Al trazado urbano lo recorren holgadas avenidas y ramblas muy airosas y
mediterráneas bajo la esquiva sombra de las palmeras. Alicante está coronado
por un castillo vigía con el que se defendía de los piratas. Salvo por esa
colina amurallada, la ciudad es llana y paseable. Tomamos café en un mirador
que se asoma a la bahía sobre la playa del Postiguet. Luis fumó y hablo sin
prisa. Todo parece hacerlo ya sin prisa, dispuesto, como me dice, a transitar
ya sin demasiados apremios esta etapa de su vida: leyendo, sobre todo,
publicando libros y disfrutando, cuando lo dejen, de sus pequeñas
nietas. Le desea uno, de corazón, que le vaya bien, porque es un hombre bueno.
En
Albacete se ha subido una mujer joven que se sienta a mi lado. Por sus
conversaciones telefónicas llego a saber que viaja a Madrid para asistir al
entierro de un tío. Que el muerto sufrió una agonía trágica y los médicos,
entonces, propusieron sedarlo. Su mujer —hoy ya su viuda— quiso antes que un
sacerdote le aplicase la extremaunción. El cura despertó al enfermo de su sueño
agónico y el moribundo comprendió de pronto, entre sollozos muy angustiosos
para los oídos de sus seres queridos, que estaba yéndose de este mundo
irremediablemente. Al hilo de este suceso, del que me he ido enterando según
avanza el tren camino de la capital, recuerdo las denuncias de quienes,
considerándolos crueles, pusieron, no hace mucho, ante los tribunales a los
médicos sedadores. Son los denunciantes, sin duda, los mismos que prefieren por
alivio ante la muerte ese aceite ungido con que el enfermo pierde toda
esperanza. Antes de apearse, la sobrina del muerto me pregunta si yo también me
quedo en Madrid. Contagiado por la trascendencia del viaje de esta joven, le
respondo, algo enfáticamente: “no, yo sigo más allá”. Pero, dándome cuenta de
la imprecisión de mis palabras y porque no piense que tengo intención de
ponerme ya a repetir el mismo itinerario que su tío, le aclaro que este “más
allá” al que aludo tiene tierra firme y es reino aún de vida, que sigo viaje
hasta Gijón.
Por
Tierra de Campos los caseríos son como cenobios laicos. Vida enclaustrada en la
infinitud del paisaje.
En
esta parte del itinerario que va de Madrid a Gijon, viajo junto a un joven
italiano que nada más aposentarse, ha puesto sobre su mesita dos móviles de
pantalla ciclópea. Los ha colocado en paralelo. Ostensiblemente. Como un
pistolero dejaría a la vista en un salón del oeste sus dos revólveres y la
canana de las municiones. Marcando territorio. Para este menester, los animales
orinan. Al otro lado del pasillo, duerme hecha un ovillo una mujer que diría de mala vida.

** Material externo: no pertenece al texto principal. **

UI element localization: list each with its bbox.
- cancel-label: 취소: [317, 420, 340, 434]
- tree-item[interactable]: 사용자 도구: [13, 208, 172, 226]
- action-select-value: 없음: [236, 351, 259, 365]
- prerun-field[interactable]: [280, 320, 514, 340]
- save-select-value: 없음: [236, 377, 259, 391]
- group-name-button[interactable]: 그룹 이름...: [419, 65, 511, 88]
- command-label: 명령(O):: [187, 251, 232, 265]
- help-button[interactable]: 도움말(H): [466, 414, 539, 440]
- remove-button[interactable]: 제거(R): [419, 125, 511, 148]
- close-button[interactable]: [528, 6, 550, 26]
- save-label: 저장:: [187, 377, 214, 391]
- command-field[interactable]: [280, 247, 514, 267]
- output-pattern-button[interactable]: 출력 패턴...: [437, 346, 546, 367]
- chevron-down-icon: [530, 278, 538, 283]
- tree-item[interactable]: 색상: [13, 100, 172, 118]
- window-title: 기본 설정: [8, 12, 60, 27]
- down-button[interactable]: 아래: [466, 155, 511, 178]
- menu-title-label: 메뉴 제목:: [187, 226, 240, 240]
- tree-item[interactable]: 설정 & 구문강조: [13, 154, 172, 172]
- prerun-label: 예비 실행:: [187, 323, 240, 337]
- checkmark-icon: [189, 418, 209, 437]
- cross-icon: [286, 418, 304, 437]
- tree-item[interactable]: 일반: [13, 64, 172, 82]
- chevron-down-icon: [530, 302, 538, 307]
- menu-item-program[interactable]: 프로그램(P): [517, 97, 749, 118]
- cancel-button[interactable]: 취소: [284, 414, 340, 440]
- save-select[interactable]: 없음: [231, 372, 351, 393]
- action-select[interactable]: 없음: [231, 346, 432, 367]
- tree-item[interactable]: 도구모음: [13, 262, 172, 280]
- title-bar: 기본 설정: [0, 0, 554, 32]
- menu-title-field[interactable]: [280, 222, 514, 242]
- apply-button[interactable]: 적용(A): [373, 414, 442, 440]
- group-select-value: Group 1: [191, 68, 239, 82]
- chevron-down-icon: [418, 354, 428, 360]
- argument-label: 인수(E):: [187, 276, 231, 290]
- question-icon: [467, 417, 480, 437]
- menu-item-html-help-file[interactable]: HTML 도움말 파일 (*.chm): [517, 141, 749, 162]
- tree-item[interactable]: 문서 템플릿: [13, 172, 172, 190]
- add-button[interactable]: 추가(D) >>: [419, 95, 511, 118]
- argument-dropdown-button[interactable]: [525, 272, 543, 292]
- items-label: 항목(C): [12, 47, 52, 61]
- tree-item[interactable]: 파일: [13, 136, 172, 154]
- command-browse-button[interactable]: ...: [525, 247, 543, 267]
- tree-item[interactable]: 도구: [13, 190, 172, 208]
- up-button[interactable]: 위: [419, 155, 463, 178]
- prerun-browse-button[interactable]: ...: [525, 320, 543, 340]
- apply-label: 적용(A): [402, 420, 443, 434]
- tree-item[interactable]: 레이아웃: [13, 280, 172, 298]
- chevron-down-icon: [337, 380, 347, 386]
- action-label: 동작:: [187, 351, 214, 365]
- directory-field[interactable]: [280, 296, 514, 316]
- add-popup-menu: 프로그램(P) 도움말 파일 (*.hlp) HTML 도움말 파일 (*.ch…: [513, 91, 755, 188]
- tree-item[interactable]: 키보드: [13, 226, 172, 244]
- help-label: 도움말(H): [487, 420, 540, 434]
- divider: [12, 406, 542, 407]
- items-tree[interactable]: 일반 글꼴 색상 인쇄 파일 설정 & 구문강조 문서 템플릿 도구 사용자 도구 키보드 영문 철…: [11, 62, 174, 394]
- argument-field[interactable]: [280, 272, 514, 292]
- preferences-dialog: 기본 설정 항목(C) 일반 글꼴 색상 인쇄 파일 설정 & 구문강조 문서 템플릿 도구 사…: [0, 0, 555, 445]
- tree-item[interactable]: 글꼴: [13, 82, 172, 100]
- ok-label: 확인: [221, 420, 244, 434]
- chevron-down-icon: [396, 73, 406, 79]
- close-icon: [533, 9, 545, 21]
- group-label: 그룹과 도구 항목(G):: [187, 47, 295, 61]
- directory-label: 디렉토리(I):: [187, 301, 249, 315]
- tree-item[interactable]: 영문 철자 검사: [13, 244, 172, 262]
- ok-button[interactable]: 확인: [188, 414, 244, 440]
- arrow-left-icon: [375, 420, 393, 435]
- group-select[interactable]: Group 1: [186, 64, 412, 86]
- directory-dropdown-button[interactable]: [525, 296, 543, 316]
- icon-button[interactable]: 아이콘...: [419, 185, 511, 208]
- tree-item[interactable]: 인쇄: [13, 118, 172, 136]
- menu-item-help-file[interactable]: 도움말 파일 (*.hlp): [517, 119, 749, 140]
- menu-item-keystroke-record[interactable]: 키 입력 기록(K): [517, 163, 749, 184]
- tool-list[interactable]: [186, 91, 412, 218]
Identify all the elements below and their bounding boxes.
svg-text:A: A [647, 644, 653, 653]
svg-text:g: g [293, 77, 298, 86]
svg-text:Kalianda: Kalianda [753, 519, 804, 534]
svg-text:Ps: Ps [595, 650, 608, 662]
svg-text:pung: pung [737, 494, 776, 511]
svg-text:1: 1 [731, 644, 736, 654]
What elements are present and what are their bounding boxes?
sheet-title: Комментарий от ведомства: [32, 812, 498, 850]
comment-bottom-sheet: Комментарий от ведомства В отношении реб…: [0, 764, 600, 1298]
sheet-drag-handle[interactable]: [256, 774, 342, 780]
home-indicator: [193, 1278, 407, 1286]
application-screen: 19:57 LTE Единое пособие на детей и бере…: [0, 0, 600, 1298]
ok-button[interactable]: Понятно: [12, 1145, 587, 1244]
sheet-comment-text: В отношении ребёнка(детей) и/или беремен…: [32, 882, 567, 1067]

Lleva el pelo teñido de un amarillo como de paja agosteña. Lo oculta en parte
con una gorra de visera. Se ha echado a los hombros una chalina de leoparda y
la ciñen unas ropas ajustadas y negras que dan idea de un cuerpo desparramado y
rendido por dios sabe qué fatigosas faenas. Se abraza por darse calor en el
sueño, abrochándose a los hombros con unas uñas largas y pintadas de rosa. Se
sienta sobre sobre unas botas de mosquetera que harían las delicias del cardenal
Richelieu. Al despertarse en el final del trayecto, deja que salgamos del tren
el resto de los viajeros mientras ella se pinta los labios. También de rosa.